Quantas famílias desfeitas. Quantas amizades despedaçadas. Quantas relações fragilizadas pela sinceridade!
Mas peraí. Desde pequenininho a gente aprende que é honroso ser honesto, sincero. Que a sinceridade constrói um mundo melhor e que devemos usar esta característica para com as pessoas que amamos. Que sinceridade é sinônimo de confiança e que é melhor que a mentira, ocultação e todas essas coisas.
É, mas o que esquecem de ensinar é como ser sincero, já que nem todo mundo está preparado pra ouvir uma verdade e nem pra dizer uma verdade sem precisar ferir.

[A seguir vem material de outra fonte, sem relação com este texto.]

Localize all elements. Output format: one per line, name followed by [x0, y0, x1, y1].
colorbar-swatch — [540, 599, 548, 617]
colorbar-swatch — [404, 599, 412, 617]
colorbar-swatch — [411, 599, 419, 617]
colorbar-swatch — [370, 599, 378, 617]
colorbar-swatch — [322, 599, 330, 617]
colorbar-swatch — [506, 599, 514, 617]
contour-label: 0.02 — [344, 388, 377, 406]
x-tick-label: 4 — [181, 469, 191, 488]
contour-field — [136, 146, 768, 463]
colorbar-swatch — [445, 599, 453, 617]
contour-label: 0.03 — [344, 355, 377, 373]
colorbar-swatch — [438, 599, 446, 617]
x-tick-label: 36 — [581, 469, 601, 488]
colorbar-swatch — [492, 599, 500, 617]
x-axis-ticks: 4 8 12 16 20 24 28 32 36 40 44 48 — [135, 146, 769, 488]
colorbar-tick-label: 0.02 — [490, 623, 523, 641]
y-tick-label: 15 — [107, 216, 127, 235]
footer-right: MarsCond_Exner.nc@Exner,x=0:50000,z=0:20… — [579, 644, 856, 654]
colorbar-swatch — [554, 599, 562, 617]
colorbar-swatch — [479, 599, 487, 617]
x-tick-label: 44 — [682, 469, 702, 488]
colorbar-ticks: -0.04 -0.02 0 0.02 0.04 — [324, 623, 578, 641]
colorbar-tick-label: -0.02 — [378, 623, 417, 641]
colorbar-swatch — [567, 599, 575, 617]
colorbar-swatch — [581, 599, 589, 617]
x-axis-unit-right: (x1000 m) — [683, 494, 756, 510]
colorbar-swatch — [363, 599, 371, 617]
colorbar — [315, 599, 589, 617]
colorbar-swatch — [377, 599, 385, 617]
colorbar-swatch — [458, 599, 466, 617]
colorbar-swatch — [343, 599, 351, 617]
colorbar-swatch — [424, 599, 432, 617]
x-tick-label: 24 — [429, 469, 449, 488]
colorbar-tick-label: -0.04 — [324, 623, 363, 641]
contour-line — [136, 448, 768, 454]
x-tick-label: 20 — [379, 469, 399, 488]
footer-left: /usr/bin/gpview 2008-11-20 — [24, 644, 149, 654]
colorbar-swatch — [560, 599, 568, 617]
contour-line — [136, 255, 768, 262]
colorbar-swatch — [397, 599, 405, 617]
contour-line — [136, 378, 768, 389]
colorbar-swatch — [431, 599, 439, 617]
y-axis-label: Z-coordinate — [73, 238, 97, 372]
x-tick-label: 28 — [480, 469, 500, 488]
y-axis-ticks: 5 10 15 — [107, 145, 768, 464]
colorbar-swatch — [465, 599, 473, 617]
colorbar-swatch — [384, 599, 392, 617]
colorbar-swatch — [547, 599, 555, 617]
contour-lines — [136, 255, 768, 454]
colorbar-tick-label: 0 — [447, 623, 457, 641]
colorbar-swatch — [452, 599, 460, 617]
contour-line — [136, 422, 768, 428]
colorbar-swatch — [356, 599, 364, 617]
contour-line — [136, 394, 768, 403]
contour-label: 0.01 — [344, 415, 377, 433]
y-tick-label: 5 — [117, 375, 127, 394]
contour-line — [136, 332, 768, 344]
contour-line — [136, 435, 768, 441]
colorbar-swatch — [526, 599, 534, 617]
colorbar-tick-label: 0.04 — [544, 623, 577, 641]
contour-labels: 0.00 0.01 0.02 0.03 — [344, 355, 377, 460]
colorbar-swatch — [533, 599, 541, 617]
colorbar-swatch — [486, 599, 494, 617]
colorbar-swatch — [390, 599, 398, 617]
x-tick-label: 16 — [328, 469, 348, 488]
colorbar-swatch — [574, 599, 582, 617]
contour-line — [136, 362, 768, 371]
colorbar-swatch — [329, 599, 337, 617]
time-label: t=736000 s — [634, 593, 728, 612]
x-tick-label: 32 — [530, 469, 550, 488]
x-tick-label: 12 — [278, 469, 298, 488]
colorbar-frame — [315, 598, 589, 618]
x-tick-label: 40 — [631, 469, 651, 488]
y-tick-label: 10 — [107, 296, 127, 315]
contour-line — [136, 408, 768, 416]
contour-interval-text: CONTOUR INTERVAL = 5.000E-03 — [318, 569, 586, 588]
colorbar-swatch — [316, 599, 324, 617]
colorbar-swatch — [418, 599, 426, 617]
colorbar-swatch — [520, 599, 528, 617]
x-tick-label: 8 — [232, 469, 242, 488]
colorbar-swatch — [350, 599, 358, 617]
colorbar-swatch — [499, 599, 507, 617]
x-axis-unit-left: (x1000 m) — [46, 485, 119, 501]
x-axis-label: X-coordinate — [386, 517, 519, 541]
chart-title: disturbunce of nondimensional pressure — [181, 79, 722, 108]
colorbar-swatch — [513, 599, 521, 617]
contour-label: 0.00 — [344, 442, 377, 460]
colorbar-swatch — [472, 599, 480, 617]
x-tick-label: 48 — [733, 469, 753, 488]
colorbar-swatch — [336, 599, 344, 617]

A sinceridade é ambígua. Dependendo do jeito que a coisa for dita pode descair na indiscrição ou até mesmo no egoísmo. Discussões sobre o limite da sinceridade são muito delicadas. Apontar a dupla face do ato de ser sincero pode parecer uma justificativa plausível para mentir, omitir, etc. Mas atire a primeira pedra os 'poços de sinceridade' que volta e meia omitem alguma opinião pra evitar uma saia justa.
Tanto quem mente quanto quem é verdadeiro conhece o peso e as conseqüências que a falta e o excesso de sinceridade podem trazer. Carregam a verdade oculta sobre a sinceridade dentro de si. Verdade que torna a própria sinceridade contraditória.

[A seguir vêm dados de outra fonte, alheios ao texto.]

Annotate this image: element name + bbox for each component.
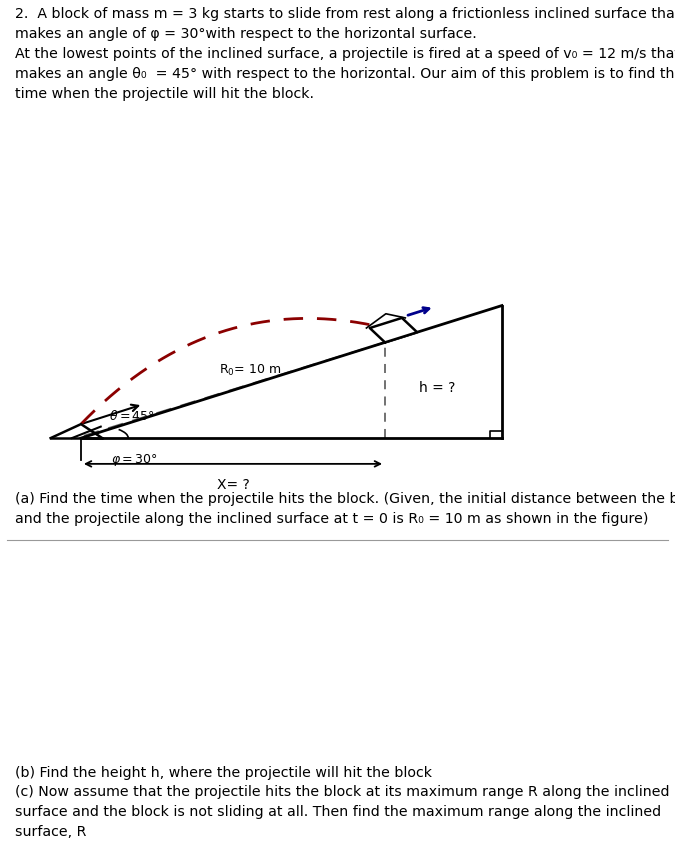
- Text: 2.  A block of mass m = 3 kg starts to slide from rest along a frictionless incl: 2. A block of mass m = 3 kg starts to sl…: [15, 7, 675, 101]
- Text: X= ?: X= ?: [217, 477, 249, 491]
- Text: R$_0$= 10 m: R$_0$= 10 m: [219, 363, 281, 378]
- Text: (b) Find the height h, where the projectile will hit the block: (b) Find the height h, where the project…: [15, 765, 432, 779]
- Text: $\varphi = 30°$: $\varphi = 30°$: [111, 452, 158, 468]
- Text: $\theta = 45°$: $\theta = 45°$: [109, 408, 155, 423]
- Text: (c) Now assume that the projectile hits the block at its maximum range R along t: (c) Now assume that the projectile hits …: [15, 784, 670, 838]
- Text: (a) Find the time when the projectile hits the block. (Given, the initial distan: (a) Find the time when the projectile hi…: [15, 492, 675, 526]
- Text: h = ?: h = ?: [418, 380, 455, 394]
- Polygon shape: [370, 318, 417, 343]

Ah, aquelas pequenas verdades que não se contam! Seja para não criar mal estar ou não se constranger. Belo dia eu resolvi quebrar o tabu e testar o limite da sinceridade. Não era nada de espetacular, coisa pequena, mas que exigia certa coragem para ser dita. Foi no tempo de um suspiro. Tudo estava dito. Nem doeu tanto assim, a não ser pelo meu final de semana que foi por água abaixo.
Depois a burrada da sinceridade, me senti uma idiota. Mais tarde constatei: o ato de ser sincero é como uma descarga de tensão. O indivíduo joga o pepino pra cima do outro e espera que ele entenda numa boa e o ovacione pelo ato heróico de ter sido sincero. E depois da coisa dita, ainda mais quando é coisa besta, a gente vê quão desnecessário ter dito aquela verdadinha. Não estou dizendo aqui que eu sou a favor da desonestidade, olha lá. É só que pequenas verdades talvez não necessitem virar uma tragédia grega. Elas podem brotar naturalmente sem parecer ser algo extraordinário.
Quanto as grandes verdades, eu não sei. O ideal mesmo era nem por os pés em uma situação absurda de mentira. Pra tentar se limpar depois é difícil. E a verdade não vem em forma de alivio pra quem diz, como nas pequenas verdades. Dependendo do que for e como for dito, essa grande verdade pode causa muita dor ao outro, se tornando apenas um ato de egoísmo de quem foi sincero.
Seria ótimo se a sinceridade não fosse ambígua. Evitaria que a gente vivesse envolto em meias verdades e mentiras sinceras. Melhor ainda seria se as pessoas se compreendessem melhor, que não deixassem um ato, um sentimento ou uma observação se tornarem algo maiores do que suas próprias pernas para enfim compartilhar com o outro. Mas já que as coisas não são bem assim, antes que o mundo- e se o mundo um dia- for 'assolado' pela epidemia da sinceridade é bom que as pessoas aprendam a dizer a verdade da melhor maneira possível.